Admite-se que o cabeçalho da reclamação de créditos seja impreciso, ao começar por a «Herança Ilíquida e Indivisa aberta por óbito de AA representada pelas suas únicas e exclusivas herdeiras: BB, viúva, CC, casada, e DD, casada».
Certo é que sendo a herança, ainda, ilíquida e indivisa, os direitos a ela relativos tinham de ser exercidos por todas as herdeiras.
Assim, bastava que estas tivessem começado, em vez da fórmula empregue, pela seguinte: «BB, viúva, CC, casada, e DD, casada, na qualidade de únicas e exclusivas herdeiras da herança ilíquida e indivisa aberta por óbito de AA ...», para que se tivesse respeitado o comando do art. 2091.º/1 do sem se suscitar a questão da falta de personalidade judiciária da herança em questão.
Se têm de ser todos os herdeiros a exercer os direitos relativos à herança, e se estes estão na lide desde o princípio, deve ler-se o texto utilizado em conformidade com a exigência legal de litisconsórcio necessário e não por forma a comprometer o êxito da reclamação de créditos apresentada.
   É indubitável, que de forma perfeita ou imperfeitamente expressa, as reclamantes invocam direitos relativos à herança, mesmo que por elas pessoalmente praticados, como acontece com o grupo dos segundos contratos-  -promessa de compra e venda. Ligam-nos ao contrato-promessa de compra e venda e permuta inicial, em cuja decorrência e cumprimento os integraram, e pedem que os efeitos da sua celebração se repercutam nos direitos da herança que elas exclusivamente representam”.

Em suma.

São tais herdeiros aceitantes vistos como partes activas legítimas da reclamação de créditos e do seu contraditório, na qualidade de únicas e exclusivas herdeiras da herança ilíquida e indivisa aberta por óbito do falecido – v., a este propósito, o art. 278º, 3, do CPC 2013. Em resumo: a sua legitimidade ad causam está afirmada processualmente por decisão oportunamente proferida e transitada em julgado.

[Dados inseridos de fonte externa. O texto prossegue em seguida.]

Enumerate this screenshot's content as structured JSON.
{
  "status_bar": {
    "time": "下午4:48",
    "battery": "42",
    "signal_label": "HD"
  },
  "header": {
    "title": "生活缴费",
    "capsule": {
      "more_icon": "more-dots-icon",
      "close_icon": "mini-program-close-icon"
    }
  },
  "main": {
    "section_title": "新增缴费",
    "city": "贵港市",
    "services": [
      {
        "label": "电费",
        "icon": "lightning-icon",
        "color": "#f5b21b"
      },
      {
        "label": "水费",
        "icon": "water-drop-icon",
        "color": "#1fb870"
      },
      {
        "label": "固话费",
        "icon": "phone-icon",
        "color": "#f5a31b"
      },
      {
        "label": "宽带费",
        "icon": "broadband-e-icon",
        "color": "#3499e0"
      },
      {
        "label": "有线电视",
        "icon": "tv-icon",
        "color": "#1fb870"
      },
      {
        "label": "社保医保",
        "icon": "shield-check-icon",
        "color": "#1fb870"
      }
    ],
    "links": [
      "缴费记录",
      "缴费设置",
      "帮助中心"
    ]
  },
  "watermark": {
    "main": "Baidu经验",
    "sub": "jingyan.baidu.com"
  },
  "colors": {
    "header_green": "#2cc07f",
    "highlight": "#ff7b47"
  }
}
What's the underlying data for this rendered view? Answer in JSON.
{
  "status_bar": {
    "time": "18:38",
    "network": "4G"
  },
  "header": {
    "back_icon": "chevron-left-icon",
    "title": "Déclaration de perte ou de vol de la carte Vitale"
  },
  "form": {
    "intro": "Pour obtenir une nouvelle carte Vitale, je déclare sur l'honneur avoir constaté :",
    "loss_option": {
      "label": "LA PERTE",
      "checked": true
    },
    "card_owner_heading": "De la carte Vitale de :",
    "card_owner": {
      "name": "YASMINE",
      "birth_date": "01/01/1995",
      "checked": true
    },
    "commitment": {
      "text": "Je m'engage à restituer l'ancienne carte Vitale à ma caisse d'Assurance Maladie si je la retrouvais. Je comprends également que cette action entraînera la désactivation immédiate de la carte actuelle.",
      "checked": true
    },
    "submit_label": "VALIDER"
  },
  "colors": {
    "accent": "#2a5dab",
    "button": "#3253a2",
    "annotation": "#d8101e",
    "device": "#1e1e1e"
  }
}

3.6.3. No entanto, em termos substanciais, mesmo uma herança aceite não deixa de ser património autónomo e separado enquanto acervo de bens que responde e só ele responde pelas dívidas da herança – essencialmente, arts. 2068º e 2071º, com os limites do art. 2070º do CCiv. E, à primeira vista, essa sua natureza jurídica poderia obstar à titularidade do direito de retenção para garantia do crédito reconhecido no elenco de créditos da insolvência, tendo em atenção os pressupostos do AUJ n.º 4/2014, complementado pelo AUJ n.º 4/2019.

Todavia.

Note-se, desde logo, que o alargamento, com cautelas e dentro dos termos restritos do AUJ n.º 4/2019, do conceito de consumidor às pessoas colectivas, não é, como vimos, colocado liminarmente de parte – excepção feita, por regra, atendendo à inclusão dos negócios garantidos na realização, directa ou indirecta, de actividades relativas a objecto económico ou mercantil e submetidas ao princípio da especialidade do fim lucrativo (arts. 160º, 1, do CCiv., e 6º do CSC, em ligação com o lucro previsto no art. 980º do CCiv.), às sociedades, nomeadamente comerciais[21]-[22]. Por maioria de razão, não o deve ser também afastado para os patrimónios autónomos, ainda que desprovidos de personalidade jurídica – este sim, o verdadeiro óbicedesde que assim o justifiquem as particulares situações de debilidade e vulnerabilidade que escoram a tutela insolvencial do promitente-            -comprador que o direito de retenção confere (na relação privilegiada com os credores titulares de hipoteca).

Depois.

É importante enfatizar que o facto de a herança ser legalmente património autónomo visa apenas e tão-somente um escopo de liquidação patrimonial, “traduzido em assegurar o pagamento dos credores da herança com os bens da herança e só com estes”[23]. Logo, essa teleologia não pode ser base para cercear ou condicionar a efectivação de direitos de crédito da própria herança, derivados da esfera jurídica do “de cujus”, e que passam a estar na dependência da vontade e da posição das pessoas singulares chamadas à titularidade das relações jurídicas patrimoniais do falecido (herdeiros e legatários: art. 2024º do CCiv.).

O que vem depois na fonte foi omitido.